Feb. 25th, 2017

mtbc: maze N (blue-white)
The Scottish Labour Party is currently having its annual conference in Perth, a few miles from where I live. (Next month we get the Scottish Liberal Democrats.) This afternoon Sadiq Khan, the Mayor of London, and Kezia Dugdale, the leader of Scottish Labour, are speaking. Tomorrow afternoon Jeremy Corbyn, the leader of the UK Labour Party, is to speak and behind the scenes his leadership will be much debated given Labour's historic loss in Copeland, in the very northwest of England, a couple of days ago. (UK elections tend to be held on Thursdays.)

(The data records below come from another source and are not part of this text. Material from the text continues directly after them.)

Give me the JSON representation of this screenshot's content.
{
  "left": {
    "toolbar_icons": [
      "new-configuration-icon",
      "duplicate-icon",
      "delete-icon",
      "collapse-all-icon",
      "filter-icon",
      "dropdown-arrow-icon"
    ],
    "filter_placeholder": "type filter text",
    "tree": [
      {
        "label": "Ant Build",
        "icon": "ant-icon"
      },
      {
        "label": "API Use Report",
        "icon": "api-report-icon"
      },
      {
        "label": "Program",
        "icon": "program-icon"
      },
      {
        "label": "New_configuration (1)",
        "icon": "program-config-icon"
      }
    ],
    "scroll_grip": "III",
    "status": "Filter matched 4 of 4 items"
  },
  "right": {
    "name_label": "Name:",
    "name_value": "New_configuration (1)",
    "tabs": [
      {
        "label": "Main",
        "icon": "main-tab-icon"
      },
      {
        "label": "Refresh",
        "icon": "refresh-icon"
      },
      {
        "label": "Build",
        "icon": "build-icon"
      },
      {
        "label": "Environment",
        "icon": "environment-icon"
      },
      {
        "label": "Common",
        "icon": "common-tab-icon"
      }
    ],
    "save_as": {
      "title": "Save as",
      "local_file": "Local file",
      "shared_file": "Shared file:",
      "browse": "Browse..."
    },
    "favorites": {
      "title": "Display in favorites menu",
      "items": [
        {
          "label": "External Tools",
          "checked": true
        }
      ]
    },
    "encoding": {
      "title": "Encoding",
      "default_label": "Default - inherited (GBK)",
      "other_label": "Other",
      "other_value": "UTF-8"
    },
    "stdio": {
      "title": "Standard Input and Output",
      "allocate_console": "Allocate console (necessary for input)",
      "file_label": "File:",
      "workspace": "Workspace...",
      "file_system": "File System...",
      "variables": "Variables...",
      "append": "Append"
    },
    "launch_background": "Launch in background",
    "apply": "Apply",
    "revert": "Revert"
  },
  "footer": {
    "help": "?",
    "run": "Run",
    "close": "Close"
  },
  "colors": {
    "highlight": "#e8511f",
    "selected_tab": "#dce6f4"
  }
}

I have wondered about Jeremy Corbyn's popularity. The Labour party originally grew from socialism and unions though under Tony Blair's leadership it tacked hard to the right. Jeremy Corbyn is much liked by his party's grass roots but rather less so by its more centrist senior career politicians: when he was first elected leader it seemed to me that he was honest and passionate, competing against cardboard-cutout figures blandly trying to say the approved thing. His leadership has not seemed professionally competent at all times; I get the sense that he means well but does not quite have the skill to herd cats.

Labour's rocky path in recent times makes me wonder how much Jeremy Corbyn truly is to blame. It occurred to me that the party's situation may be an American-primaries-style casualty of the candidates who appeal to its membership being too far from center for the electorate at large. Or, if his apparent weakness or failure is more due to the Labour Party's professional politicians: rather than supporting their elected leader in good faith, being all too pleased from the start to doubt and undermine him and watch him fall flat accordingly.